I think that the most exciting developments in information and communication technologies in support of cultural heritage focus on easing the task of recording, identifying, preserving and engaging people with cultural heritage. For example, novel image-based geometry reconstruction technologies are being developed to speed the generation of 3D representations by using collections of photos. This is an interesting development, as people increasingly make accessible photo collections that record the spaces in which they live and through which they move. In the future, heritage professionals will be able to automatically produce up-to-date digital representations of heritage assets in an easier and more effective manner using these technologies.

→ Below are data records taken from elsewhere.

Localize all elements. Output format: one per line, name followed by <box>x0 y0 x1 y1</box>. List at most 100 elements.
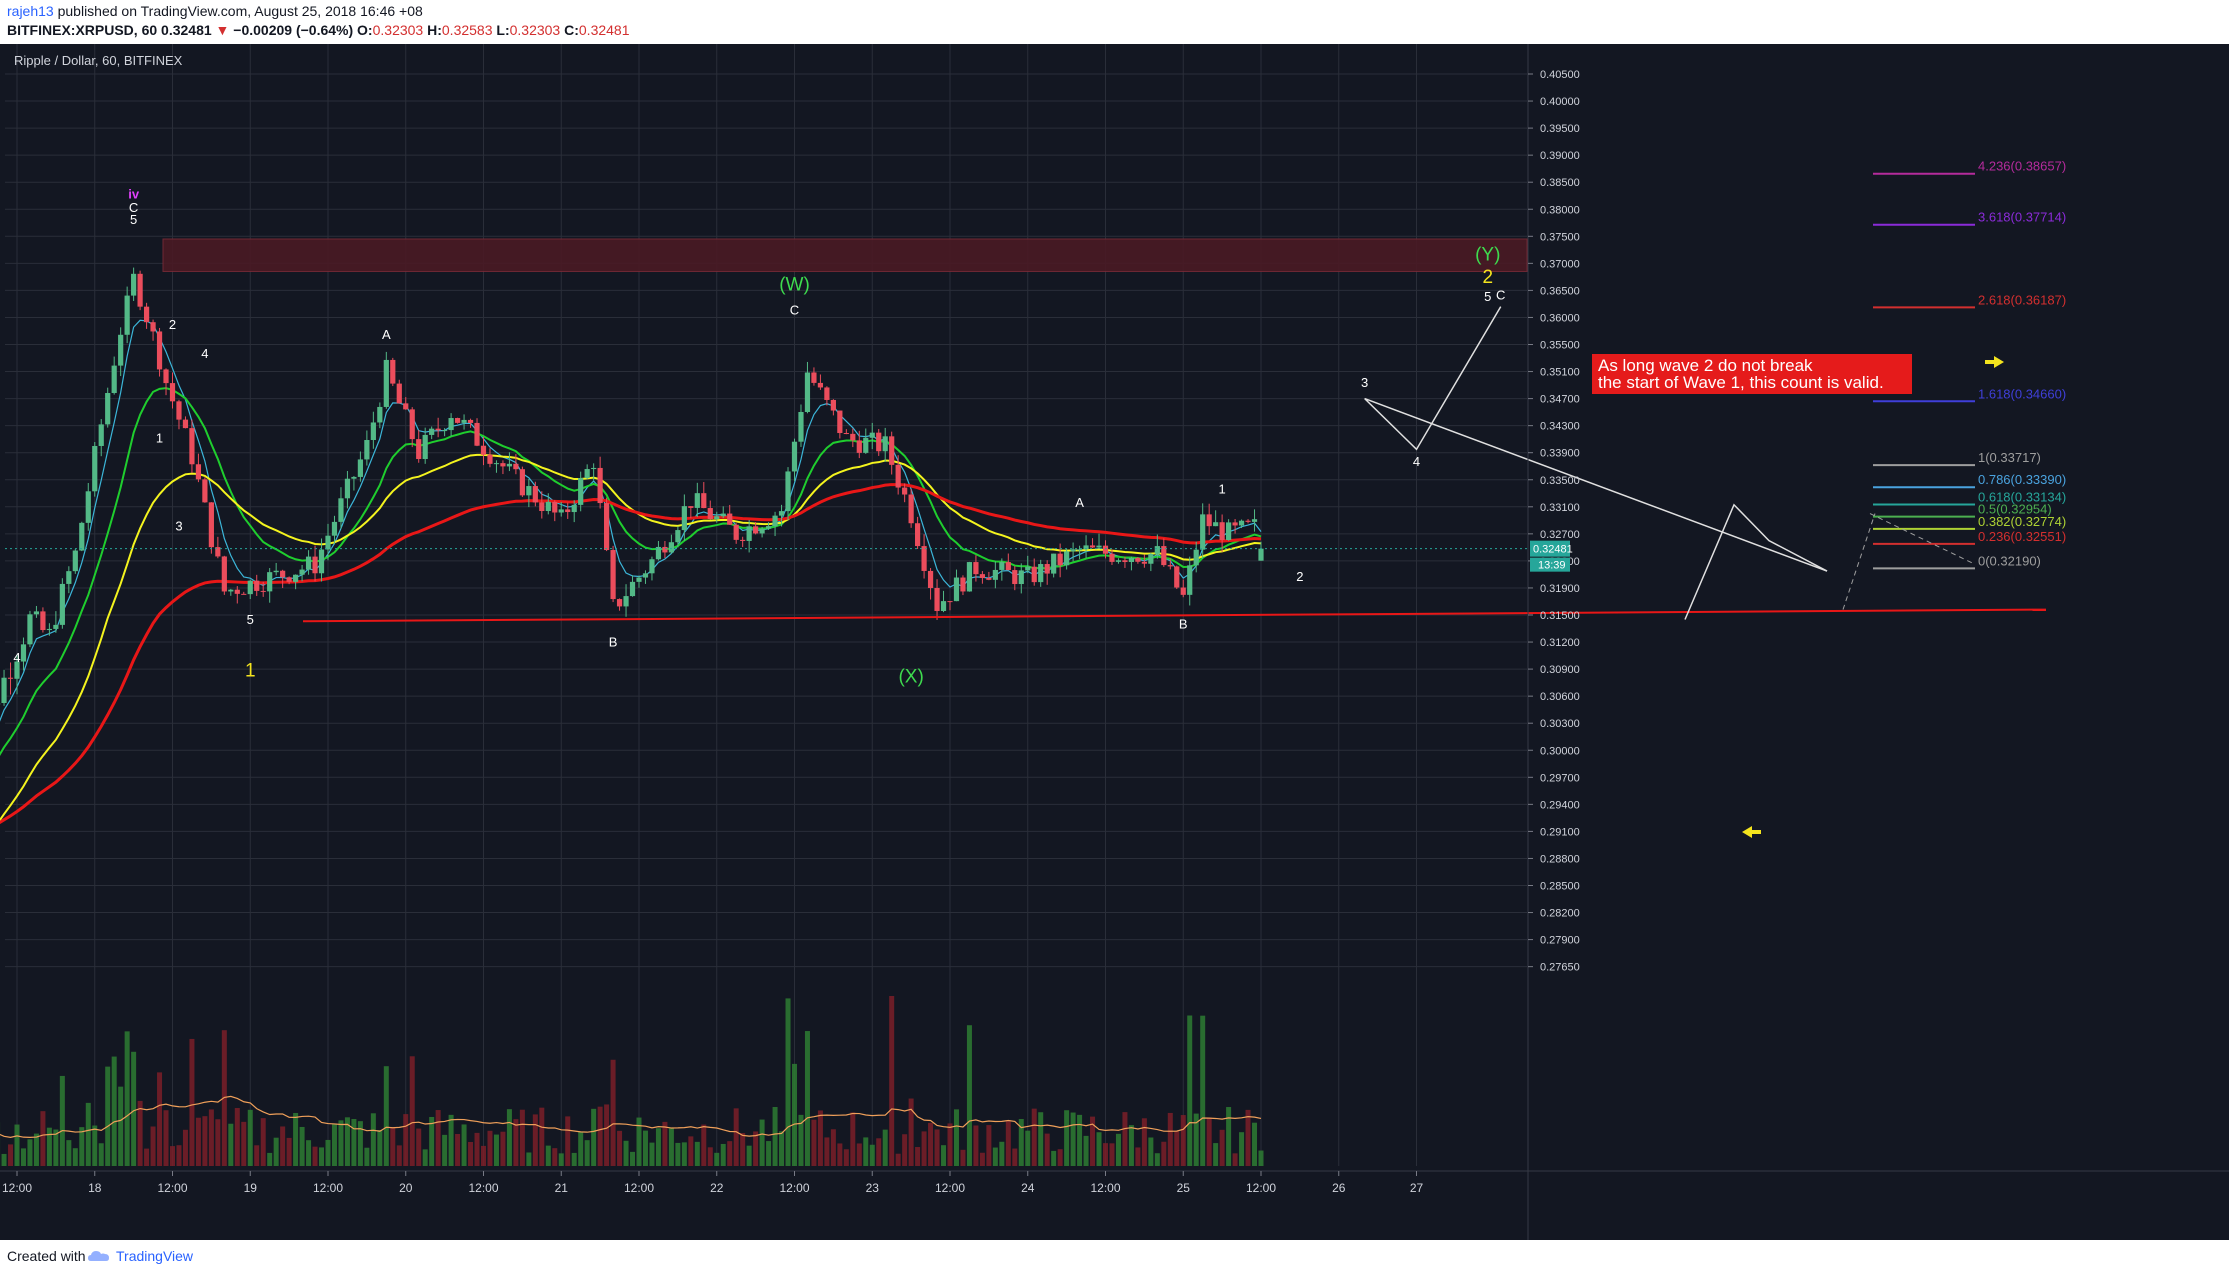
volume-bar <box>306 1140 312 1166</box>
candle <box>312 545 318 582</box>
volume-bar <box>597 1106 603 1166</box>
volume-bar <box>1005 1121 1011 1166</box>
candle <box>27 610 33 648</box>
volume-bar <box>202 1116 208 1166</box>
candle-body <box>1245 520 1251 522</box>
price-chart[interactable]: 4.236(0.38657) 3.618(0.37714) 2.618(0.3618… <box>0 44 2229 1240</box>
volume-bar <box>468 1141 474 1166</box>
price-tick-label: 0.40000 <box>1540 96 1580 108</box>
volume-bar <box>895 1153 901 1166</box>
volume-bar <box>1044 1133 1050 1166</box>
candle <box>1245 519 1251 524</box>
candle <box>1102 540 1109 559</box>
volume-bar <box>1239 1132 1245 1166</box>
candle <box>1064 548 1070 570</box>
candle-body <box>1206 514 1212 527</box>
volume-bar <box>1064 1110 1070 1166</box>
price-tick-label: 0.27650 <box>1540 962 1580 974</box>
candle-body <box>591 467 597 470</box>
candle-body <box>707 508 713 520</box>
time-tick-label: 27 <box>1410 1181 1424 1195</box>
candle <box>1038 559 1044 587</box>
price-tick-label: 0.28800 <box>1540 853 1580 865</box>
volume-bar <box>131 1051 137 1166</box>
candle <box>105 387 111 428</box>
volume-bar <box>416 1128 422 1166</box>
volume-bar <box>701 1124 707 1166</box>
candle <box>591 463 597 481</box>
candle <box>895 455 901 495</box>
candle <box>1213 510 1219 527</box>
candle <box>817 374 824 390</box>
candle <box>973 555 979 582</box>
volume-bar <box>493 1134 499 1166</box>
candle-body <box>915 523 921 547</box>
volume-bar <box>293 1113 299 1166</box>
candle-body <box>837 410 843 434</box>
volume-bar <box>1122 1112 1128 1166</box>
volume-bar <box>591 1108 597 1166</box>
candle <box>1232 519 1238 534</box>
wave-label: 2 <box>1296 569 1303 584</box>
candle <box>137 270 143 311</box>
candle <box>584 464 590 480</box>
wave-label: B <box>1179 617 1188 632</box>
candle-body <box>850 433 856 441</box>
volume-bar <box>843 1149 849 1166</box>
candle-body <box>668 542 674 553</box>
candle <box>377 402 383 429</box>
candle-body <box>966 562 973 592</box>
candle-body <box>416 439 422 460</box>
candle <box>850 428 856 448</box>
candle-body <box>143 306 150 323</box>
candle <box>992 561 998 589</box>
candle <box>889 431 895 475</box>
volume-bar <box>720 1143 726 1166</box>
candle <box>118 327 124 377</box>
candle <box>902 483 908 503</box>
candle <box>1167 558 1173 570</box>
candle-body <box>403 403 409 410</box>
volume-bar <box>487 1130 493 1166</box>
volume-bar <box>1135 1147 1141 1166</box>
candle-body <box>765 526 772 529</box>
candle <box>72 548 78 574</box>
volume-bar <box>1025 1130 1031 1166</box>
candle <box>370 411 376 449</box>
candle <box>7 662 14 695</box>
candle <box>79 521 85 552</box>
time-tick-label: 22 <box>710 1181 724 1195</box>
volume-bar <box>714 1152 720 1166</box>
candle <box>390 357 396 387</box>
volume-bar <box>636 1117 642 1166</box>
volume-bar <box>1031 1108 1037 1166</box>
author-link[interactable]: rajeh13 <box>7 3 54 19</box>
candle <box>927 568 934 600</box>
volume-bar <box>1141 1118 1147 1166</box>
volume-bar <box>1193 1113 1199 1166</box>
resistance-zone <box>162 238 1528 272</box>
candle-body <box>1174 566 1180 588</box>
volume-bar <box>144 1148 150 1166</box>
volume-bar <box>338 1120 344 1166</box>
volume-bar <box>442 1134 448 1166</box>
volume-bar <box>20 1148 26 1166</box>
candle-body <box>92 445 98 492</box>
volume-bar <box>772 1107 778 1166</box>
candle <box>966 561 973 592</box>
volume-bar <box>876 1138 882 1166</box>
candle <box>46 623 52 636</box>
candle-body <box>1251 519 1258 522</box>
tradingview-link[interactable]: TradingView <box>116 1248 194 1264</box>
candle <box>124 286 130 344</box>
candle-body <box>221 556 227 592</box>
price-tick-label: 0.35100 <box>1540 367 1580 379</box>
candle-body <box>202 479 208 503</box>
candle-body <box>312 556 318 574</box>
volume-bar <box>59 1075 65 1166</box>
candle <box>753 522 759 535</box>
candle-body <box>137 273 143 307</box>
chart-area[interactable]: 4.236(0.38657) 3.618(0.37714) 2.618(0.3618… <box>0 44 2229 1240</box>
candle-body <box>1238 520 1245 526</box>
candle <box>688 506 694 519</box>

Machine learning technologies are also being developed to support the identification, classification and reconnection among museum artifacts, sites and landscapes from cultures across the world. Moreover, museum and gallery visitors as well as tourists will benefit from novel interactive technologies, including VR/AR and mixed reality, which will enable them to engage and connect with cultural heritage in more meaningful ways.

Finally, 3D printing and other novel digital fabrication technologies will enable creative industries to take advantage of heritage content for creative purposes. This will demonstrate the value of cultural heritage to a wider variety of sectors.

You were recently the Principal Investigator for a project of the UK’s Engineering and Physical Sciences Research Council, aimed at developing automatic semantic analysis of 3D content in digital repositories. How did this project benefit humanities research?

The project focused on the development and application of technologies for the semantic understanding and access of 3D representations of material cultural heritage in digital repositories. The project engaged with a local partner in the UK that made available an architectural ornamental molding collection with designs from the 19th century Regency period in the UK.

The project benefited humanities research with the development of novel computational techniques to support the organization and discoverability of 3D content, taking advantage of the fact that heritage artifacts have been created throughout the centuries with distinctive design styles. Hence, we develop and shape retrieval methods to improve the automatic classification of the artifact’s semantic information based on its 3D shape. The project also produced a database of 3D architectural molding shapes, which are of interest to art historians and architects.

Finally, the project also conducted research on the creative reuse of 3D architectural molding shapes. This included the use of 3D printing technologies to support the conservation of historic buildings as well as to produce interactive applications for public dissemination.

Karina Rodriguez is a Senior Lecturer at the University of Brighton (UK). Her research interests include the digitization, information management and visualization of heritage collections including artifacts and sites, semantic technologies, digital fabrication, and the practical aspects of deployment in the heritage sector. She serves in various international committees in these areas. Karina is Information Director and Associate Editor of the ACM Journal on Computing and Cultural Heritage (JOCCH) which publishes papers in all areas relating to the use of information and communication technologies (ICT) in support of cultural heritage.